Lo ocurrido estos días en los municipios de Baza y Guadix nos deja una enseñanza clara: no es lo mismo un gobierno que actúa con principios, que uno que prefiere esconder la cabeza. Mientras en Guadix el Ayuntamiento condenó con firmeza el ataque a la sede del PSOE, en Baza el equipo de gobierno —del PP y la ultraderecha— ha optado por el silencio. Y no ha sido un silencio cualquiera, sino uno que duele, que desconcierta y que, la verdad es que, preocupa tanto o más que los propios ataques.
Guadix reaccionó como debe hacerlo una institución pública: con claridad, contundencia y sin ambigüedades. Entienden algo fundamental: atacar una sede política no es un acto vandálico más. Es un golpe directo a la democracia, a la posibilidad de debatir, discrepar y convivir en paz. Y cuando eso ocurre, no hay lugar para medias tintas.
Pero en Baza… en Baza la cosa ha ido por otro camino. Dos ataques a la sede del PSOE, y ni una palabra. Ni un gesto. Ni un mínimo comunicado de condena. Es como si miraran hacia otro lado, esperando que el problema se esfume solo. Y no, no funciona así. El silencio, en estos casos, no es neutral. Es un mensaje. Y el mensaje que están mandando es terrible: restar importancia a lo ocurrido. Quitarle urgencia. Quitarle gravedad.
Y es que, ¿cómo explicar que un mismo hecho reciba respuestas tan opuestas? Por un lado, la responsabilidad. Por el otro, la indiferencia. Da qué pensar, ¿verdad? Da la impresión de que para algunos la democracia es solo una palabra bonita que se usa en los discursos, pero no algo por lo que hay que mojarse cuando las cosas se ponen feas.
La verdad es que duele ver cómo se normalizan este tipo de agresiones. Duele porque una sede política no es cuatro paredes: es un espacio de trabajo, de encuentro, de participación. Es el lugar donde la gente se organiza para mejorar su pueblo. Atacarlo es como decir: “tu voz no merece respeto”. Y callar ante eso… es como secundar el mensaje.
Además, no es la primera vez que ocurre.
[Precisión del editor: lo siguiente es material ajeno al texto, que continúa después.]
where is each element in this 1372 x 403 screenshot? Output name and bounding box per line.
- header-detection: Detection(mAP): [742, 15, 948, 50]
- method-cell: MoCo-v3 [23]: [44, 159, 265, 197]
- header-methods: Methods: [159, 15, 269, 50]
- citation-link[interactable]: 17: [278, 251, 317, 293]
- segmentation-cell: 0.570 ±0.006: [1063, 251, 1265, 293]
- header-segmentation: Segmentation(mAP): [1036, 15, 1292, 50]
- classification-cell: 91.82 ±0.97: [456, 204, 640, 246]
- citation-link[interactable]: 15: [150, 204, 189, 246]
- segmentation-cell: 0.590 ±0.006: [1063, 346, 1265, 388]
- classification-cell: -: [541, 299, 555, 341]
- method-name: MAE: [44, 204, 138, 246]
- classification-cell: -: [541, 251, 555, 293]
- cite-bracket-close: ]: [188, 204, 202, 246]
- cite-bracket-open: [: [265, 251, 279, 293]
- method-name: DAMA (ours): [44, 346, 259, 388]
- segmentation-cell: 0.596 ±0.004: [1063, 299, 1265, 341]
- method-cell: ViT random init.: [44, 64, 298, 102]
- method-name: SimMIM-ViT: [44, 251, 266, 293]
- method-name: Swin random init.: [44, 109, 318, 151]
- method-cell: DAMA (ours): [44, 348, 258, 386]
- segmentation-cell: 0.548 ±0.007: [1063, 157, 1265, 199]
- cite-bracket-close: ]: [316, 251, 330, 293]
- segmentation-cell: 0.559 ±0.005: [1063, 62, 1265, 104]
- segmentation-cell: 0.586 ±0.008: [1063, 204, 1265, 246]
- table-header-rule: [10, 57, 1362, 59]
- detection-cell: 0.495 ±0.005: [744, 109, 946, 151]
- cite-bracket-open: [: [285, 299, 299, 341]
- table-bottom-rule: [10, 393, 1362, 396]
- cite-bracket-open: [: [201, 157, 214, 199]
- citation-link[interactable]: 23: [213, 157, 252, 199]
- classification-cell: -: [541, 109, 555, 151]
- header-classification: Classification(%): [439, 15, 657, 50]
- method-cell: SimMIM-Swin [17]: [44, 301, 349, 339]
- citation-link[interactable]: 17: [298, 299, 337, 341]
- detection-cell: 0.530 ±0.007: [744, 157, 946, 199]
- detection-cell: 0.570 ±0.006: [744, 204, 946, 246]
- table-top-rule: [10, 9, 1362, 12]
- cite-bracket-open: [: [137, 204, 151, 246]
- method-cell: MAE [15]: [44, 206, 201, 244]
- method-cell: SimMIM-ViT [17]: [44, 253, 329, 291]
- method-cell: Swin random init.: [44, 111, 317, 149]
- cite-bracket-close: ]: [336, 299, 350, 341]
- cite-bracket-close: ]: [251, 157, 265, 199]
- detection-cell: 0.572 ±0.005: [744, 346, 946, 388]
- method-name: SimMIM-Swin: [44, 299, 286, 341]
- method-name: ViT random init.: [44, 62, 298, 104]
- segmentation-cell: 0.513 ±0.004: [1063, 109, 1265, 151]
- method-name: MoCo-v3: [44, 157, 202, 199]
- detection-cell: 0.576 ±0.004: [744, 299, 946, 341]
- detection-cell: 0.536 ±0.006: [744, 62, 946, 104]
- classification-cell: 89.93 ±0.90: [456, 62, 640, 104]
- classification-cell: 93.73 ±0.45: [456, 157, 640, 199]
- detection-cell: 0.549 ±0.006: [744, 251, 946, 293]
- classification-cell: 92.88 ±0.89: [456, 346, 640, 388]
Son ya dos ataques en Baza. Y el equipo de gobierno local —formado por el PP y la ultraderecha— sigue sin dar explicaciones. Sin condenar. Sin aparecer. Y uno se pregunta: ¿qué tendría que pasar para que reaccionen? ¿Otro ataque? ¿Uno más grave? ¿O acaso piensan que con no hablar, el conflicuto desaparece?
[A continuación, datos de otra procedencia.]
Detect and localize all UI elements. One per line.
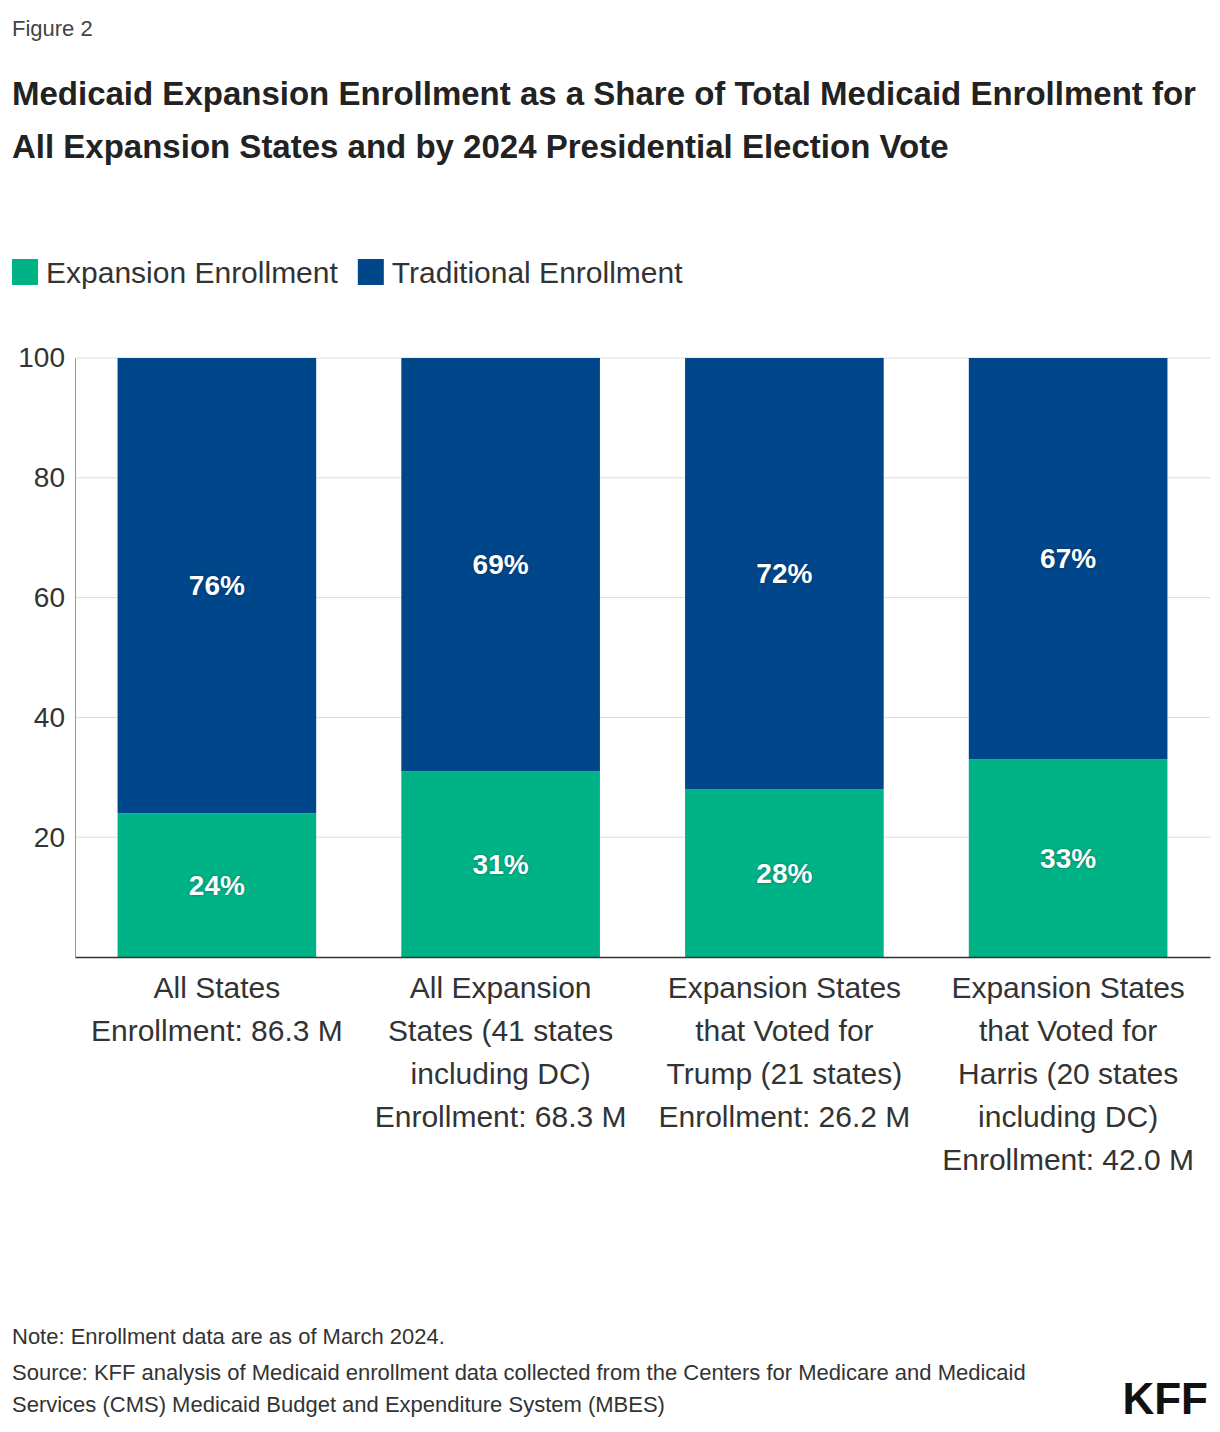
bar-segment	[401, 358, 600, 771]
y-tick: 60	[34, 582, 75, 613]
text-line: that Voted for	[979, 1014, 1157, 1047]
text-line: All Expansion States and by 2024 Preside…	[12, 128, 949, 165]
x-tick: Expansion States that Voted for Trump (21 …	[658, 957, 910, 1133]
y-axis-line	[75, 359, 76, 958]
figure-label: Figure 2	[12, 16, 93, 41]
text-line: Enrollment: 26.2 M	[658, 1100, 910, 1133]
x-tick-label: Expansion States that Voted for Harris (20…	[942, 971, 1194, 1176]
text-line: including DC)	[978, 1100, 1158, 1133]
y-axis: 20 40 60 80 100	[18, 342, 75, 957]
data-label: 33%	[1040, 843, 1096, 874]
y-tick: 40	[34, 702, 75, 733]
bar-segment	[118, 813, 317, 957]
text-line: Enrollment: 86.3 M	[91, 1014, 343, 1047]
text-line: All Expansion	[410, 971, 592, 1004]
text-line: Enrollment: 42.0 M	[942, 1143, 1194, 1176]
y-tick-label: 80	[34, 462, 65, 493]
x-tick-label: Expansion States that Voted for Trump (21 …	[658, 971, 910, 1133]
legend-swatch	[12, 259, 38, 285]
y-tick-label: 20	[34, 822, 65, 853]
bar-segment	[118, 358, 317, 813]
data-label: 24%	[189, 870, 245, 901]
data-label: 76%	[189, 570, 245, 601]
text-line: States (41 states	[388, 1014, 613, 1047]
text-line: that Voted for	[695, 1014, 873, 1047]
x-tick: Expansion States that Voted for Harris (20…	[942, 957, 1194, 1176]
y-tick-label: 60	[34, 582, 65, 613]
y-tick-label: 40	[34, 702, 65, 733]
bars	[118, 358, 1168, 957]
text-line: Source: KFF analysis of Medicaid enrollm…	[12, 1360, 1026, 1385]
x-axis-line	[76, 957, 1211, 959]
legend-item: Expansion Enrollment	[12, 256, 338, 289]
text-line: including DC)	[411, 1057, 591, 1090]
text-line: Trump (21 states)	[667, 1057, 903, 1090]
x-tick-label: All Expansion States (41 states including …	[375, 971, 627, 1133]
legend-label: Expansion Enrollment	[46, 256, 338, 289]
x-axis: All States Enrollment: 86.3 M All Expansio…	[76, 957, 1211, 1176]
legend-item: Traditional Enrollment	[358, 256, 683, 289]
y-tick: 80	[34, 462, 75, 493]
text-line: Enrollment: 68.3 M	[375, 1100, 627, 1133]
text-line: Harris (20 states	[958, 1057, 1178, 1090]
logo: KFF	[1122, 1374, 1208, 1423]
source: Source: KFF analysis of Medicaid enrollm…	[12, 1360, 1026, 1417]
bar-segment	[969, 358, 1168, 759]
y-tick: 20	[34, 822, 75, 853]
note: Note: Enrollment data are as of March 20…	[12, 1324, 445, 1349]
data-label: 31%	[473, 849, 529, 880]
bar-segment	[401, 771, 600, 957]
title: Medicaid Expansion Enrollment as a Share…	[12, 75, 1196, 165]
legend-label: Traditional Enrollment	[392, 256, 683, 289]
y-tick: 100	[18, 342, 75, 373]
bar-segment	[685, 358, 884, 789]
data-label: 72%	[756, 558, 812, 589]
text-line: Medicaid Expansion Enrollment as a Share…	[12, 75, 1196, 112]
data-label: 69%	[473, 549, 529, 580]
text-line: Expansion States	[951, 971, 1184, 1004]
legend: Expansion Enrollment Traditional Enrollme…	[12, 256, 683, 289]
bar-segment	[969, 759, 1168, 957]
data-label: 67%	[1040, 543, 1096, 574]
text-line: Services (CMS) Medicaid Budget and Expen…	[12, 1392, 665, 1417]
y-tick-label: 100	[18, 342, 65, 373]
data-labels: 24% 31% 28% 33% 76% 69% 72% 67%	[189, 543, 1096, 900]
x-tick-label: All States Enrollment: 86.3 M	[91, 971, 343, 1047]
chart: Figure 2 Medicaid Expansion Enrollment as…	[0, 0, 1220, 1432]
x-tick: All Expansion States (41 states including …	[375, 957, 627, 1133]
data-label: 28%	[756, 858, 812, 889]
bar-segment	[685, 789, 884, 957]
x-tick: All States Enrollment: 86.3 M	[91, 957, 343, 1047]
legend-swatch	[358, 259, 384, 285]
text-line: All States	[154, 971, 281, 1004]
text-line: Expansion States	[668, 971, 901, 1004]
La democracia no es solo votar cada cuatro años. Se defiende cada día. Con gestos. Con palabras. Con presencia. Y también, cómo no, con contundencia cuando alguien la amenaza. Guadix lo ha entendido a la perfección. Han dicho: “esto no puede pasar aquí”. Y con esa simple frase, mandan un apoyo claro a los afectados y un aviso a quienes pretenden alterar la paz pública.
En cambio, el silencio de Baza no solo no apaga el fuego, sino que echa más leña al conflicto. Genera desconfianza. Divide. Y lo que es peor: debilita la credibilidad de las instituciones. La gente espera coherencia y valor en sus representantes. Espera que estén ahí cuando importa.
Al final, todo se reduce a una cuestión de prioridades. Mientras unos eligen proteger el diálogo y la convivencia, otros parecen más interesados en no molestar. O en no definirse. Y así no se construye confianza. Así no se defiende la democracia.
Ojalá el equipo de gobierno local de Baza rectifique. Ojalá entienda que su deber no es solo gestionar, sino también dar ejemplo. Condenar la violencia política no es opcional. Es una obligación democrática. Y cada minuto que pasa en silencio, es un paso atrás para todos.